Cabinet Secretary for Energy and Petroleum James Wandayi Opiyo joined H.E. Governor Gladys Wanga at the Homa Bay County Headquarters for a high-level consultative meeting with the Luo Council of Elders, led by National Chairperson Ker Odungi Randa. What unfolded was a compelling demonstration of collaborative governance—where national policy, county ambition, and traditional authority aligned around a shared development agenda. More than 50 stakeholders, including county executives, energy experts, elders, and community representatives, filled the modern lakeside complex overlooking Lake Victoria, a fitting backdrop for a conversation rooted in heritage yet focused firmly on the future.

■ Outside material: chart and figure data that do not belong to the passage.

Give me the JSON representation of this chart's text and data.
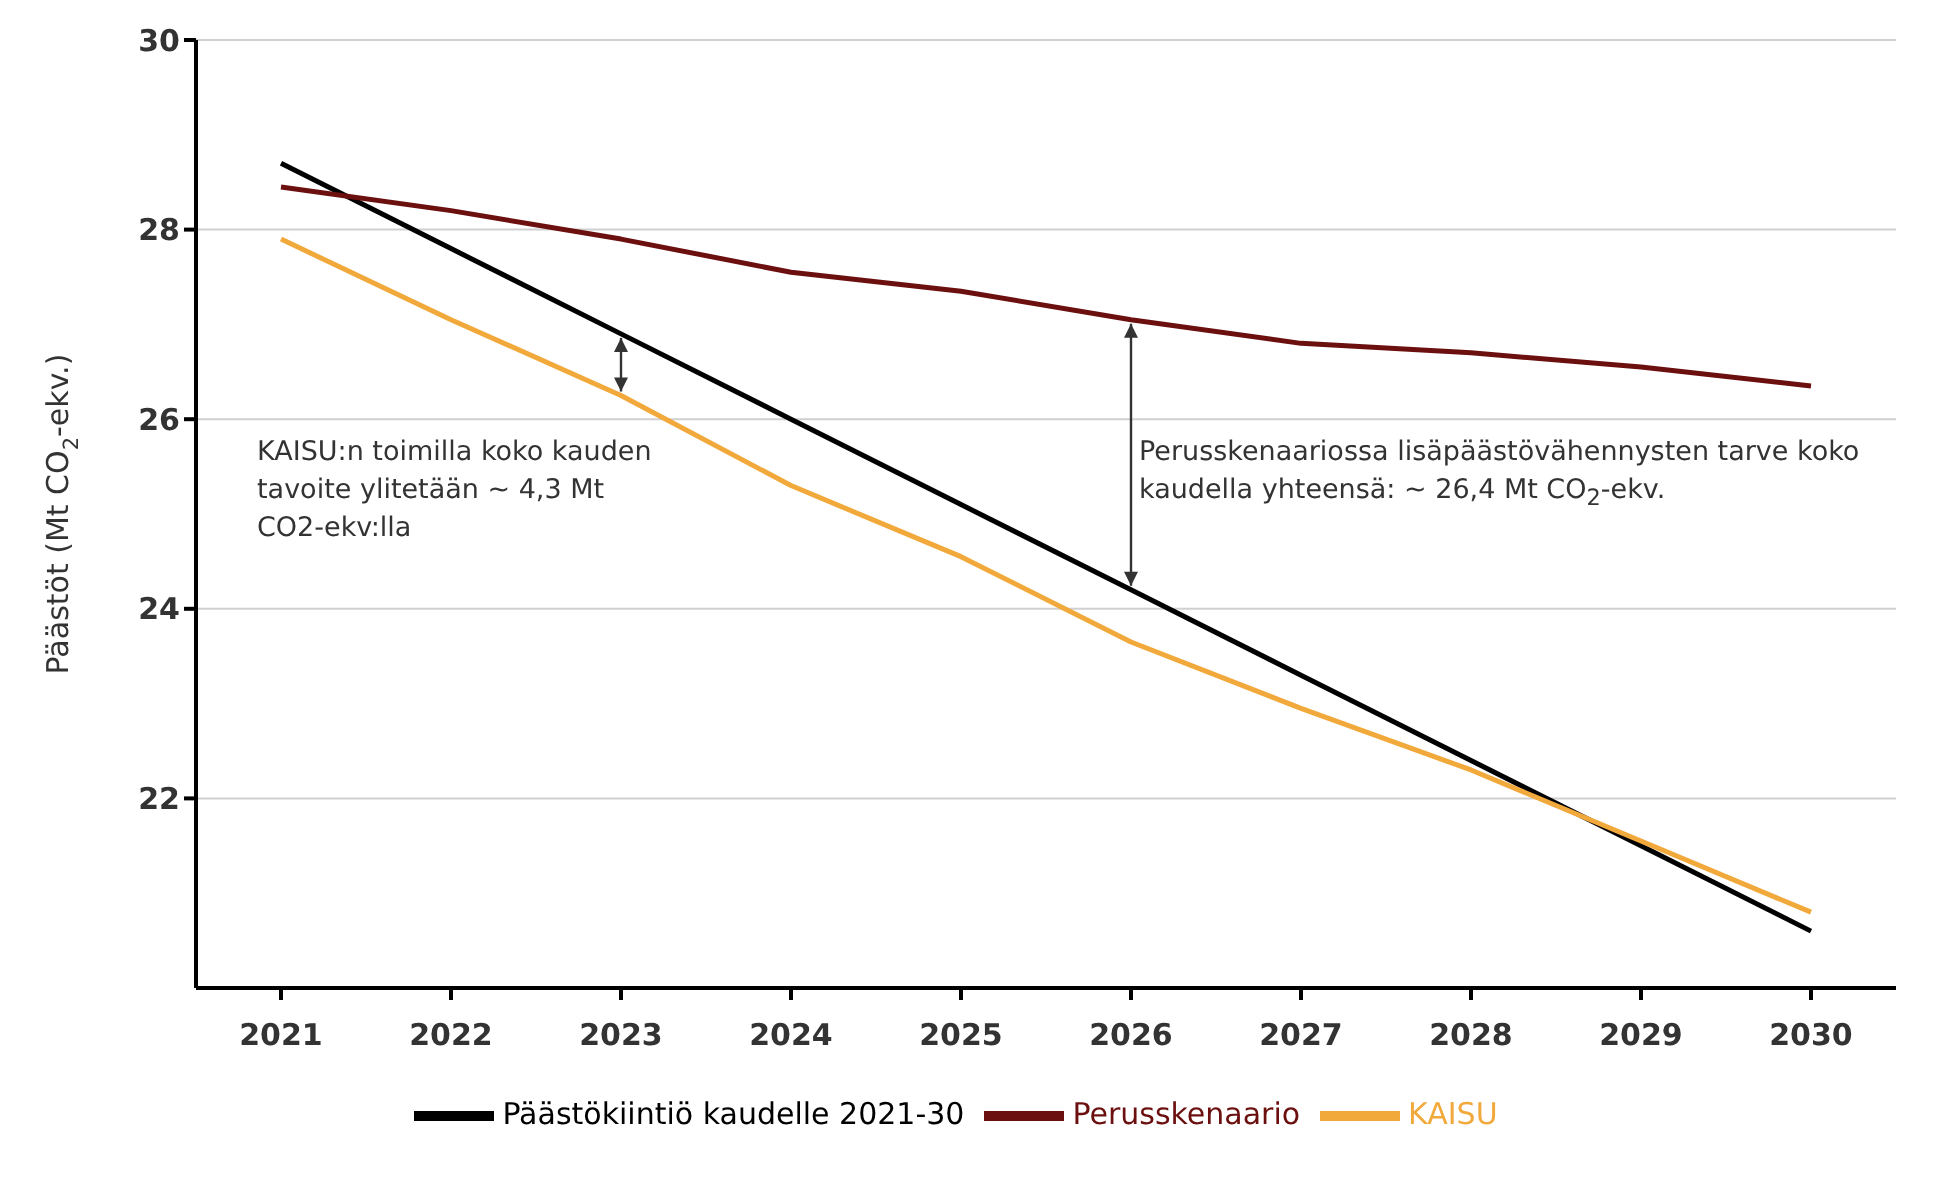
{
  "chart_data": {
    "type": "line",
    "ylabel": "Päästöt (Mt CO$_{2}$-ekv.)",
    "categories": [
      "2021",
      "2022",
      "2023",
      "2024",
      "2025",
      "2026",
      "2027",
      "2028",
      "2029",
      "2030"
    ],
    "series": [
      {
        "name": "Päästökiintiö kaudelle 2021-30",
        "color": "#000000",
        "values": [
          28.7,
          27.8,
          26.9,
          26.0,
          25.1,
          24.2,
          23.3,
          22.4,
          21.5,
          20.6
        ]
      },
      {
        "name": "Perusskenaario",
        "color": "#6b0f0f",
        "values": [
          28.45,
          28.2,
          27.9,
          27.55,
          27.35,
          27.05,
          26.8,
          26.7,
          26.55,
          26.35
        ]
      },
      {
        "name": "KAISU",
        "color": "#f2a93b",
        "values": [
          27.9,
          27.05,
          26.25,
          25.3,
          24.55,
          23.65,
          22.95,
          22.3,
          21.55,
          20.8
        ]
      }
    ],
    "ylim": [
      20,
      30
    ],
    "yticks": [
      22,
      24,
      26,
      28,
      30
    ],
    "grid": "y",
    "legend": "bottom",
    "marker": "none",
    "line_style": "solid",
    "annotations": [
      "KAISU:n toimilla koko kauden tavoite ylitetään ~ 4,3 Mt CO2-ekv:lla",
      "Perusskenaariossa lisäpäästövähennysten tarve koko kaudella yhteensä: ~ 26,4 Mt CO$_{2}$-ekv."
    ]
  }
}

The venue itself symbolized the fusion at play. Murals celebrating Luo culture lined the walls beside digital dashboards displaying county development metrics, reflecting a devolution model that respects identity while embracing innovation. CS Wandayi arrived to a warm welcome of traditional Luo drumbeats and elders in ceremonial regalia. His entrance was marked by a respectful bow to Ker Randa—an early signal that cultural authority would be central to the day’s deliberations. He opened candidly, acknowledging Nyanza’s persistent energy deficits and presenting national data on overloaded power lines, while pledging cabinet-level intervention to stabilize Homa Bay’s grid.
Over the next three hours, the meeting evolved into a robust exchange. Ker Odungi Randa articulated community priorities with measured urgency, highlighting unreliable power at more than 200 fish landing sites where outages force traders to discard fish worth an estimated KSh 50 million weekly. He also pressed for targeted youth programs to equip nearly 20,000 unemployed graduates with solar installation skills in a region grappling with youth unemployment rates approaching 70 percent. Members of the elders’ National Executive Committee—representing sub-clans from Mbita to Ndhiwa—added granular insights, identifying 15 off-grid hamlets in need of mini-grids and invoking Luo proverbs on communal stewardship to frame sustainability.

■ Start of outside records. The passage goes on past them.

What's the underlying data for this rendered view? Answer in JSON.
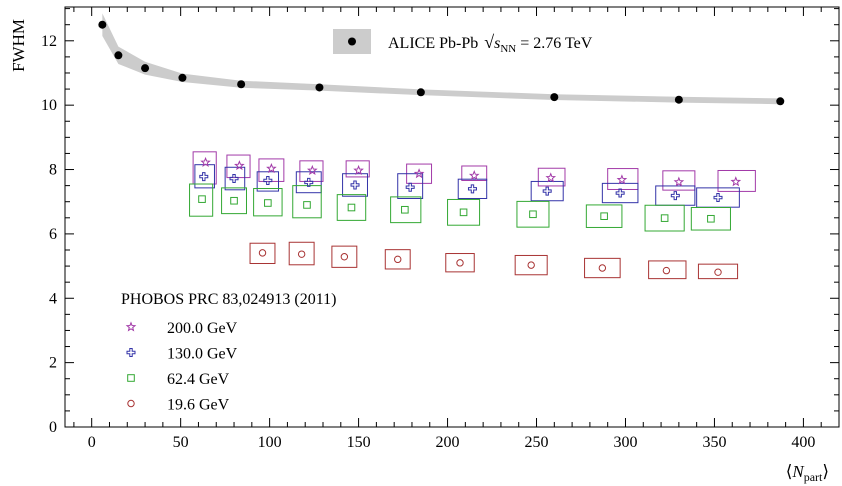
{
  "chart_data": {
    "type": "scatter",
    "xlabel": "⟨N_part⟩",
    "ylabel": "FWHM",
    "xlim": [
      -15,
      420
    ],
    "ylim": [
      0,
      13.05
    ],
    "x_ticks": [
      0,
      50,
      100,
      150,
      200,
      250,
      300,
      350,
      400
    ],
    "y_ticks": [
      0,
      2,
      4,
      6,
      8,
      10,
      12
    ],
    "grid": false,
    "alice": {
      "label": "ALICE Pb-Pb √s_NN = 2.76 TeV",
      "label_text": "ALICE Pb-Pb",
      "label_energy": "= 2.76 TeV",
      "points": [
        {
          "x": 6,
          "y": 12.5
        },
        {
          "x": 15,
          "y": 11.55
        },
        {
          "x": 30,
          "y": 11.15
        },
        {
          "x": 51,
          "y": 10.85
        },
        {
          "x": 84,
          "y": 10.65
        },
        {
          "x": 128,
          "y": 10.55
        },
        {
          "x": 185,
          "y": 10.4
        },
        {
          "x": 260,
          "y": 10.25
        },
        {
          "x": 330,
          "y": 10.17
        },
        {
          "x": 387,
          "y": 10.12
        }
      ],
      "band_half_width": [
        0.35,
        0.27,
        0.2,
        0.13,
        0.11,
        0.1,
        0.09,
        0.09,
        0.09,
        0.09
      ],
      "marker_color": "#000000",
      "band_color": "#cccccc"
    },
    "phobos_title": "PHOBOS PRC 83,024913 (2011)",
    "series": [
      {
        "name": "200.0 GeV",
        "marker": "star",
        "color": "#a23aa8",
        "points": [
          {
            "x": 64,
            "y": 8.22,
            "ylo": 7.55,
            "yhi": 8.55,
            "xlo": 57,
            "xhi": 70
          },
          {
            "x": 83,
            "y": 8.12,
            "ylo": 7.75,
            "yhi": 8.45,
            "xlo": 76,
            "xhi": 89
          },
          {
            "x": 101,
            "y": 8.03,
            "ylo": 7.63,
            "yhi": 8.33,
            "xlo": 94,
            "xhi": 108
          },
          {
            "x": 124,
            "y": 7.97,
            "ylo": 7.63,
            "yhi": 8.27,
            "xlo": 117,
            "xhi": 130
          },
          {
            "x": 150,
            "y": 7.97,
            "ylo": 7.77,
            "yhi": 8.27,
            "xlo": 143,
            "xhi": 156
          },
          {
            "x": 184,
            "y": 7.87,
            "ylo": 7.57,
            "yhi": 8.17,
            "xlo": 177,
            "xhi": 191
          },
          {
            "x": 215,
            "y": 7.81,
            "ylo": 7.66,
            "yhi": 8.11,
            "xlo": 208,
            "xhi": 222
          },
          {
            "x": 258,
            "y": 7.74,
            "ylo": 7.49,
            "yhi": 8.04,
            "xlo": 251,
            "xhi": 266
          },
          {
            "x": 298,
            "y": 7.68,
            "ylo": 7.38,
            "yhi": 8.03,
            "xlo": 290,
            "xhi": 307
          },
          {
            "x": 330,
            "y": 7.61,
            "ylo": 7.36,
            "yhi": 7.96,
            "xlo": 321,
            "xhi": 339
          },
          {
            "x": 362,
            "y": 7.62,
            "ylo": 7.32,
            "yhi": 7.97,
            "xlo": 352,
            "xhi": 373
          }
        ]
      },
      {
        "name": "130.0 GeV",
        "marker": "cross",
        "color": "#3333a8",
        "points": [
          {
            "x": 63,
            "y": 7.78,
            "ylo": 7.43,
            "yhi": 8.15,
            "xlo": 58,
            "xhi": 69
          },
          {
            "x": 80,
            "y": 7.72,
            "ylo": 7.37,
            "yhi": 8.07,
            "xlo": 75,
            "xhi": 86
          },
          {
            "x": 99,
            "y": 7.66,
            "ylo": 7.33,
            "yhi": 7.93,
            "xlo": 93,
            "xhi": 105
          },
          {
            "x": 122,
            "y": 7.6,
            "ylo": 7.28,
            "yhi": 7.93,
            "xlo": 115,
            "xhi": 129
          },
          {
            "x": 148,
            "y": 7.52,
            "ylo": 7.17,
            "yhi": 7.87,
            "xlo": 141,
            "xhi": 155
          },
          {
            "x": 179,
            "y": 7.45,
            "ylo": 7.1,
            "yhi": 7.87,
            "xlo": 172,
            "xhi": 186
          },
          {
            "x": 214,
            "y": 7.4,
            "ylo": 7.1,
            "yhi": 7.7,
            "xlo": 206,
            "xhi": 222
          },
          {
            "x": 256,
            "y": 7.33,
            "ylo": 7.03,
            "yhi": 7.63,
            "xlo": 247,
            "xhi": 265
          },
          {
            "x": 297,
            "y": 7.27,
            "ylo": 6.97,
            "yhi": 7.57,
            "xlo": 287,
            "xhi": 307
          },
          {
            "x": 328,
            "y": 7.19,
            "ylo": 6.89,
            "yhi": 7.49,
            "xlo": 317,
            "xhi": 339
          },
          {
            "x": 352,
            "y": 7.13,
            "ylo": 6.83,
            "yhi": 7.43,
            "xlo": 340,
            "xhi": 364
          }
        ]
      },
      {
        "name": "62.4 GeV",
        "marker": "square",
        "color": "#33a833",
        "points": [
          {
            "x": 62,
            "y": 7.08,
            "ylo": 6.55,
            "yhi": 7.55,
            "xlo": 55,
            "xhi": 68
          },
          {
            "x": 80,
            "y": 7.03,
            "ylo": 6.63,
            "yhi": 7.43,
            "xlo": 73,
            "xhi": 87
          },
          {
            "x": 99,
            "y": 6.96,
            "ylo": 6.56,
            "yhi": 7.41,
            "xlo": 91,
            "xhi": 107
          },
          {
            "x": 121,
            "y": 6.9,
            "ylo": 6.5,
            "yhi": 7.5,
            "xlo": 113,
            "xhi": 129
          },
          {
            "x": 146,
            "y": 6.82,
            "ylo": 6.42,
            "yhi": 7.22,
            "xlo": 138,
            "xhi": 154
          },
          {
            "x": 176,
            "y": 6.75,
            "ylo": 6.35,
            "yhi": 7.15,
            "xlo": 168,
            "xhi": 185
          },
          {
            "x": 209,
            "y": 6.67,
            "ylo": 6.27,
            "yhi": 7.07,
            "xlo": 200,
            "xhi": 218
          },
          {
            "x": 248,
            "y": 6.61,
            "ylo": 6.21,
            "yhi": 7.01,
            "xlo": 239,
            "xhi": 257
          },
          {
            "x": 288,
            "y": 6.55,
            "ylo": 6.2,
            "yhi": 6.9,
            "xlo": 278,
            "xhi": 298
          },
          {
            "x": 322,
            "y": 6.49,
            "ylo": 6.09,
            "yhi": 6.89,
            "xlo": 311,
            "xhi": 333
          },
          {
            "x": 348,
            "y": 6.47,
            "ylo": 6.12,
            "yhi": 6.82,
            "xlo": 337,
            "xhi": 359
          }
        ]
      },
      {
        "name": "19.6 GeV",
        "marker": "circle",
        "color": "#a83333",
        "points": [
          {
            "x": 96,
            "y": 5.41,
            "ylo": 5.08,
            "yhi": 5.71,
            "xlo": 89,
            "xhi": 103
          },
          {
            "x": 118,
            "y": 5.37,
            "ylo": 5.04,
            "yhi": 5.74,
            "xlo": 111,
            "xhi": 125
          },
          {
            "x": 142,
            "y": 5.29,
            "ylo": 4.96,
            "yhi": 5.62,
            "xlo": 135,
            "xhi": 149
          },
          {
            "x": 172,
            "y": 5.21,
            "ylo": 4.91,
            "yhi": 5.51,
            "xlo": 165,
            "xhi": 179
          },
          {
            "x": 207,
            "y": 5.1,
            "ylo": 4.82,
            "yhi": 5.39,
            "xlo": 199,
            "xhi": 215
          },
          {
            "x": 247,
            "y": 5.03,
            "ylo": 4.73,
            "yhi": 5.33,
            "xlo": 238,
            "xhi": 256
          },
          {
            "x": 287,
            "y": 4.94,
            "ylo": 4.64,
            "yhi": 5.24,
            "xlo": 277,
            "xhi": 297
          },
          {
            "x": 323,
            "y": 4.86,
            "ylo": 4.61,
            "yhi": 5.16,
            "xlo": 313,
            "xhi": 334
          },
          {
            "x": 352,
            "y": 4.81,
            "ylo": 4.61,
            "yhi": 5.06,
            "xlo": 341,
            "xhi": 363
          }
        ]
      }
    ]
  }
}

Governor Wanga anchored the discussion with her hallmark inclusivity and data-driven leadership. Using the county’s e-governance platform, she circulated a live digital agenda that ensured every voice—elder, technocrat, or community representative—was heard. She referenced the “Homa Bay Model,” noting that 5,000 women organized in cooperatives already process 30 percent of local fish production, a figure that could triple with reliable 24-hour cold storage powered by stable electricity.

CS Wandayi responded with concrete proposals rather than platitudes. He outlined plans for 10MW solar mini-grids under the Last Mile Connectivity Project, a proposed 100-kilometer transmission line linking Homa Bay to Olkaria’s geothermal power, and accelerated incentives under the Bottom-Up Economic Transformation Agenda to attract private solar firms by mid-2026. Ker Randa emphasized that development must honor cultural safeguards, calling for elder-led environmental audits and protection of sacred landing beaches. Governor Wanga bridged these positions, proposing hybrid public–private partnerships where county land would host solar farms in exchange for prioritized power supply to women’s groups and youth TVET centers.
Beyond the formal agenda, side discussions buzzed with energy. Engineers sketched feasibility ideas on notepads, elders negotiated apprenticeship quotas to guarantee at least 40 percent local employment, and policy aides drafted preliminary memoranda of understanding. The meeting culminated in a symbolic moment: Wandayi, Wanga, and Randa clasped hands over a solar panel during a joint photo-op, a visual testament to unity in a political climate often defined by division.
By early afternoon, the outcomes were tangible. CS Wandayi committed to fast-tracking KSh 2 billion in rural electrification funding and to convening a national–county energy taskforce by January 2026. The Luo Council of Elders pledged to anchor youth skilling programs that blend traditional fishing knowledge with modern technology, while overseeing sustainable fisheries through community-enforced conservation zones. Governor Wanga, in turn, committed 15 percent of her KSh 12 billion 2025/26 county budget to energy co-financing, linking reliable power to expanded digital services and the growth of women-led enterprises from KSh 1.2 billion to a projected KSh 4 billion in annual turnover.
As participants shared a working lunch of lake-fresh tilapia, informal agreements crystalized into action plans: bi-weekly technical meetings, elder participation in project monitoring via a dedicated council dashboard, and joint advocacy for timely national treasury disbursements. County engineers departed with direct cabinet-level contacts, elders carried draft MOUs defining their oversight roles, and the governor’s team moved swiftly to integrate solar targets into the county’s 100-day devolution scorecard.
What transpired at Homa Bay County Headquarters stands as a vivid illustration of devolution’s promise under Article 174 of the Constitution. A cabinet secretary listening to folktales of resilient fishing communities, a governor translating tradition into enforceable policy, and a council of elders stepping forward as development partners—this was governance as a living partnership. In a nation still navigating ethnic and political fault lines, Homa Bay offered a different script: listen deeply, commit boldly, and deliver together.